O poder financeiro se dissemina fora dos Estados Unidos, coração econômico do mundo desde 1919. E o modelo americano entra em crise. Tanto que as grandes sociedades de Wall Street (Citigroup, Morgan Stanley etc.), de Londres (Barclays) e da Suíça (USB) tiveram de atrair os fundos soberanos da China, de Cingapura e dos países do Golfo para assegurar sua sobrevivência1.
As mudanças estruturais são muito raras na história. E não é certo que aconteçam sem choques em razão da amplitude e da multiplicidade dos desafios internos e externos suscitados pelo desenvolvimento e pela modernização excepcionalmente rápidos das regiões mais populosas do globo.
As descentralizações sistêmicas precedentes tornaram-se sinônimos de crises internacionais: as guerras napoleônicas abriram o caminho para a Pax Britannica e ocorreram dois conflitos mundiais para que os Estados Unidos se tornassem o novo centro da economia global. Mas é preciso acreditar que os grandes atores saberão, desta vez, preservar a paz. Ao contrário do que aconteceu em 1815 ou 1914, o poder não está mudando de um centro para outro: ele se descentraliza em uma multiplicidade de pólos.

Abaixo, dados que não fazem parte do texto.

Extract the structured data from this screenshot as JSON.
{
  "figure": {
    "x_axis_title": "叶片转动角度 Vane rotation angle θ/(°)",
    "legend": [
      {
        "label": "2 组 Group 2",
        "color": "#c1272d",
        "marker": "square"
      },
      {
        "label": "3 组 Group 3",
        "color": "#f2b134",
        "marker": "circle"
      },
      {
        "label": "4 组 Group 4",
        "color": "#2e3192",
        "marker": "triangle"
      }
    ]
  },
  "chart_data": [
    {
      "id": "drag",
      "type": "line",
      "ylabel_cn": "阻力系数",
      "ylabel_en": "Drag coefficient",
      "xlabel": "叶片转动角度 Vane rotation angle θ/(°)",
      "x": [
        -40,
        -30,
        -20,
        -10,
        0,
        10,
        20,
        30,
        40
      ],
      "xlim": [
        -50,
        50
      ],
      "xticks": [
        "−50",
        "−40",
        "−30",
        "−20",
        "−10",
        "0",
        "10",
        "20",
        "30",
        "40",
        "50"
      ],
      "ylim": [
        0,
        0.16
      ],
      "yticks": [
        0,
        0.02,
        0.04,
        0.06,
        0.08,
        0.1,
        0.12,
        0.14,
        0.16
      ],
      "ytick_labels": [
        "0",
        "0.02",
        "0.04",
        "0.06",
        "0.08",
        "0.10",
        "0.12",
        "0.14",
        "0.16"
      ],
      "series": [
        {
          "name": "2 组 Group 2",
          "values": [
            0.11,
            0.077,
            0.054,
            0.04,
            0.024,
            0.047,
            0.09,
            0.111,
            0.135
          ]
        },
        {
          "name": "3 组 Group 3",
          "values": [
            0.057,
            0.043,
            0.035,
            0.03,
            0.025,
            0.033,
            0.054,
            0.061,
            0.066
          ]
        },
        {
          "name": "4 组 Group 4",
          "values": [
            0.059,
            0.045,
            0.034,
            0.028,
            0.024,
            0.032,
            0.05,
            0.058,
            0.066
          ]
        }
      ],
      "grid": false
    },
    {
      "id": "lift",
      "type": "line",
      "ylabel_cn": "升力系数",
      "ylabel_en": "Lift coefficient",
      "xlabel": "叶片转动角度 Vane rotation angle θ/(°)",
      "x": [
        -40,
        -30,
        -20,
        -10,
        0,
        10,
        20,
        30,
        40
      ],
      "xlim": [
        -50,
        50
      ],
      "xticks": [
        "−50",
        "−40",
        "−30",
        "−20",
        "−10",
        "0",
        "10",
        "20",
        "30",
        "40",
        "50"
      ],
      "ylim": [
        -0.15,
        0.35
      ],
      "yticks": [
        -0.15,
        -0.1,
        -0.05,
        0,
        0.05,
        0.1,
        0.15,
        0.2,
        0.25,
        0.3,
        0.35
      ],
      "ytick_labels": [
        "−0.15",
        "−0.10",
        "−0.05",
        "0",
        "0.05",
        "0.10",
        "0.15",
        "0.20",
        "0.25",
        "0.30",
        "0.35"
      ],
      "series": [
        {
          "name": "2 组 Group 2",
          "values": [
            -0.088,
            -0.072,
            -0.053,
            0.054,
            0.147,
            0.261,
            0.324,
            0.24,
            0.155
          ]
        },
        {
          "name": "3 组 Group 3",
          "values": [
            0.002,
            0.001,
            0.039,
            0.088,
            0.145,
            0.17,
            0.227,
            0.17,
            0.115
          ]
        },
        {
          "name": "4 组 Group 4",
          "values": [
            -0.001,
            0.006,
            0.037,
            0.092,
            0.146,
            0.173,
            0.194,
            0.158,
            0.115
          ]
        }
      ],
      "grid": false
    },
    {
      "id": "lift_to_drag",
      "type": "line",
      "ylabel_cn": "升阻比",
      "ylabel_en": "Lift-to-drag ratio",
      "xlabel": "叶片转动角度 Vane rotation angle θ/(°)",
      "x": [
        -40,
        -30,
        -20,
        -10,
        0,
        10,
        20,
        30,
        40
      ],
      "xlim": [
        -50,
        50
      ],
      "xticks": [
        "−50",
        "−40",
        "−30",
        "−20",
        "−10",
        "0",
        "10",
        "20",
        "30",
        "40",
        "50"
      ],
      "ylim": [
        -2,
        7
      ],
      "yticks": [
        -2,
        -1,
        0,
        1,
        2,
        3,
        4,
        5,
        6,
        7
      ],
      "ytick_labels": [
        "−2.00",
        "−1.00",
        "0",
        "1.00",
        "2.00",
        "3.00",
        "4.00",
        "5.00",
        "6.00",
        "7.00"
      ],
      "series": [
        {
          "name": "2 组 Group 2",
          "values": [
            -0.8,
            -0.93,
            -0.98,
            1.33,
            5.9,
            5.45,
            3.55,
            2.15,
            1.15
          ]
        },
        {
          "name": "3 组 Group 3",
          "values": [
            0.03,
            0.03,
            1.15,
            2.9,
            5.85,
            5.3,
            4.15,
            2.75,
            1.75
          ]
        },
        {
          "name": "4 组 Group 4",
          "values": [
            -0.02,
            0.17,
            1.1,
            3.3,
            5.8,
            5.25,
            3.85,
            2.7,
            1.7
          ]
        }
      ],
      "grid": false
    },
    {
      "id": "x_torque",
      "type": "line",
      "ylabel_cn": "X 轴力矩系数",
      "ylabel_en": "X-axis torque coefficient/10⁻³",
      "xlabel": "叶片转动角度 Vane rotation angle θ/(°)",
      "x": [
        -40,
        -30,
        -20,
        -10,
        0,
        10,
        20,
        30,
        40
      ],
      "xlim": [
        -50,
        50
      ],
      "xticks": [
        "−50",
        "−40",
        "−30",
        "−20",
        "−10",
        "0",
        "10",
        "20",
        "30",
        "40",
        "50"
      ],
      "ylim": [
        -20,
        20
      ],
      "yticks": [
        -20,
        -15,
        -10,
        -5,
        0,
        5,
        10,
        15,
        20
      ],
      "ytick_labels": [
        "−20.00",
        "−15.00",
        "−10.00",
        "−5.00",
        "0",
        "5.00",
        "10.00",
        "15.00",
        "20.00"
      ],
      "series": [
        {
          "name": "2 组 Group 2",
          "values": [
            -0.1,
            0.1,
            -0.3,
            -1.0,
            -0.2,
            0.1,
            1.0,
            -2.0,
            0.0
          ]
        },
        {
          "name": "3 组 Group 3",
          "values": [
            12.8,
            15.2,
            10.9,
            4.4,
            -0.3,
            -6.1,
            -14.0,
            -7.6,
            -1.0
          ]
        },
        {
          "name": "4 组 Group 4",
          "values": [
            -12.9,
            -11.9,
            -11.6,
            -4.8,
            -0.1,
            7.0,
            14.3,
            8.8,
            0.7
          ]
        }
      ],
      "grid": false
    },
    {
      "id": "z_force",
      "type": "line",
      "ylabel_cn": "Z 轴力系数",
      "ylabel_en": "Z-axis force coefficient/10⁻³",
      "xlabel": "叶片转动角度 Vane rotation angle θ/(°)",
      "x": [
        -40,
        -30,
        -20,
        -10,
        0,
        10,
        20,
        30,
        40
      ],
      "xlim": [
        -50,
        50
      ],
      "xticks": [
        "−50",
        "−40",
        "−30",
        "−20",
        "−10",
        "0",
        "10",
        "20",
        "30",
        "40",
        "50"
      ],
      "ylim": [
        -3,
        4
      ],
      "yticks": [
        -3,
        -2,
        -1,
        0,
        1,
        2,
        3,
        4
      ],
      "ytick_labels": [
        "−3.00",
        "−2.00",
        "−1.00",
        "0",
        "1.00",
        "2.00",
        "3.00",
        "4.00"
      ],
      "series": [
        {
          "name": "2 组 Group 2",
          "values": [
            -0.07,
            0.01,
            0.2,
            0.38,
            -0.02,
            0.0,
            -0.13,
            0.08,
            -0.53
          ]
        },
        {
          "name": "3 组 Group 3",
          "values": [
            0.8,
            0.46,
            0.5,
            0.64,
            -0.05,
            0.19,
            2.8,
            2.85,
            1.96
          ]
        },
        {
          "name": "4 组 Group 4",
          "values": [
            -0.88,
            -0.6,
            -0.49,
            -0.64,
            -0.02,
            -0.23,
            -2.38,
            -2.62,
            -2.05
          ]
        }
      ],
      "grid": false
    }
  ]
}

Num mundo interdependente confrontado com questões globais de difícil solução, espera-se que o caminho seja o de cooperações reforçadas. É o mínimo que se pode querer no plano normativo.
O fato de o Estado chinês ter escolhido Wall Street para intermediar seus fundos soberanos tem um significado político: Pequim procura tecer os laços da interdependência e o Ocidente, habituado a ser o centro, terá de se acomodar com um mundo novo, de agora em diante plural.
*Philip S. Golub é professor associado do Instituto de Estudos Europeus da Universidade Paris 8.